E questo godimento, strettamente legato al consumismo, si accompagna alla
ricerca continua di guadagno facile e immediato, che rifugge il paziente
impegno di ogni lavoro e di ogni specie di sacrificio.
Quel
povero vecchio era solo in quel condominio, con lui non c’erano amici, parenti
stretti o lontani, pronti a sentirlo, a parlargli, a domandargli se si sentisse
bene o volesse qualcosa. A tenergli compagnia c’era solo la solita TV, e forse
un cane o un gatto come spesso avviene ormai in tutti i paesi, le città e le
campagne di mezza Europa.
Quel
vecchio, al massimo, poteva avere la compagnia di una badante ad ore, magari
venuta chissà da quale paese straniero, e che parlava una lingua indecifrabile,
strana, mai sentita prima dall’ospite, che comunicava con lei a gesti e monosillabi. Di
quel vecchio, in quel condominio, molto probabilmente non sapeva nulla nessuno,
lo incontravano forse qualche volta nell’ascensore o all’ingresso del portone
principale e lo salutavano distrattamente, senza fermarsi, senza perdere tempo
nella fretta di chiudersi in casa e pensare alle proprie cose, alla propria
‘felicità’. In
questa realtà, governata dal sovranismo, dalla paura del diverso e
dall’affannosa rincorsa a tutto ciò che piace e può essere fruito facilmente, e
dalla fuga da tutto ciò che implica rinuncia, sforzo e tempi lunghi, non c’è
più posto per chi ha bisogno di aiuto, per il malato, per l’emarginato, per il
diverso che porta con sé il bisogno di essere capito e tollerato.
A
tutto questo bisogna aggiungere il fatto che ormai da due anni è apparso,
all’orizzonte di tutti i continenti, lo spettro del Covid-19, che ha condannato
a morte milioni di persone come un demone spietato nemico dell’uomo.
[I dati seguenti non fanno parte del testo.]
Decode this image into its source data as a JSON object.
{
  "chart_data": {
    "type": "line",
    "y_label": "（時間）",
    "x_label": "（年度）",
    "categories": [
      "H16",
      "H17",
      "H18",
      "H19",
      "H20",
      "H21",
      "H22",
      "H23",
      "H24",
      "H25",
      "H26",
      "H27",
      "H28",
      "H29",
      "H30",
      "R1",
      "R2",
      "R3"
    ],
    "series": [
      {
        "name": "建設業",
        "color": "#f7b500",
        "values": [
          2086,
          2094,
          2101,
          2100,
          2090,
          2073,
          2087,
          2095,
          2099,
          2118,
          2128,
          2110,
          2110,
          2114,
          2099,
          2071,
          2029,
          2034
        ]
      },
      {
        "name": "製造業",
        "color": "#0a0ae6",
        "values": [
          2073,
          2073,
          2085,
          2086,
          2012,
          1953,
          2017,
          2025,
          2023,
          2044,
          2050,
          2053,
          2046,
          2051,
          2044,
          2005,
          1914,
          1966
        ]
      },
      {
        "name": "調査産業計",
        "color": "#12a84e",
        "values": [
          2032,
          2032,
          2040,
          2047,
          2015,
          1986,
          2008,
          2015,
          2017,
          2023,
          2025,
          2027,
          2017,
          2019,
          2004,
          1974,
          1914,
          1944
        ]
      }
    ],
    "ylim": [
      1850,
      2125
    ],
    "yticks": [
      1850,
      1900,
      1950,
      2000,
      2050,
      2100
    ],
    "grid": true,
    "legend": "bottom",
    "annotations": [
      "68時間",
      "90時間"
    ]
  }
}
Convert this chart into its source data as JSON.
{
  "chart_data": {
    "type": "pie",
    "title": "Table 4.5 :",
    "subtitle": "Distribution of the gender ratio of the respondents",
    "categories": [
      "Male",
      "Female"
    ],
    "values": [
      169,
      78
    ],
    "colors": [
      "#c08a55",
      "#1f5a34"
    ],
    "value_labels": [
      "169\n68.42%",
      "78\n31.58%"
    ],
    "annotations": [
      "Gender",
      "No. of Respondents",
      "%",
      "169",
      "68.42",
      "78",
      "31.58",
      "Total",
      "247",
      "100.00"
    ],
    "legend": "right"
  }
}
Un demone
che ancora di più ha costretto e convinto le persone ad isolarsi, a tapparsi in
casa, a camminare per le strade mantenendosi a distanza dagli altri, siano essi
estranei o parenti; un demone che convince a diffidare di tutti e di tutto,
finanche di quel poco di ragione divina che è presente nell’uomo, facendogli
dimenticare che proprio quella scintilla divina, che chiamiamo scienza, lo ha
salvato dalla scomparsa sicura dalla faccia della terra attraverso i secoli.
Allora
si capisce ancora di più perché quel povero vecchio, in quel condominio di una
‘Melania da bere’, è morto fatto a pezzi senza che alcuno abbia sentito, non
diciamo il dovere, ma la ‘pietas’ di affacciarsi sul pianerottolo per
apprendere ‘de visu’ cosa stava accadendo, a chi stavano segando la porta non
con un coltello da cucina, ma addirittura con una moto sega, che suscita paura
solo a nominarla!
No,
in quel condominio di quella città, come nei condomini di altre mille ‘città da
bere’ non c’è più posto per la solidarietà, per l’attenzione verso gli altri, e
il rumore di quella moto sega, insieme al fumo che si sprigionava dalla porta
ridotta a brandelli, non poteva allarmare più di tanto le decine e decine di
condomini che vi vivono, e indurli ad intervenire.
È
stato già un miracolo che qualcuno di essi, invece di starsene comodo sul
divano, si è preso il fastidio di alzare la cornetta del telefono e avvisare le
Forze dell’Ordine, davvero un gesto fuori dall’ordinario!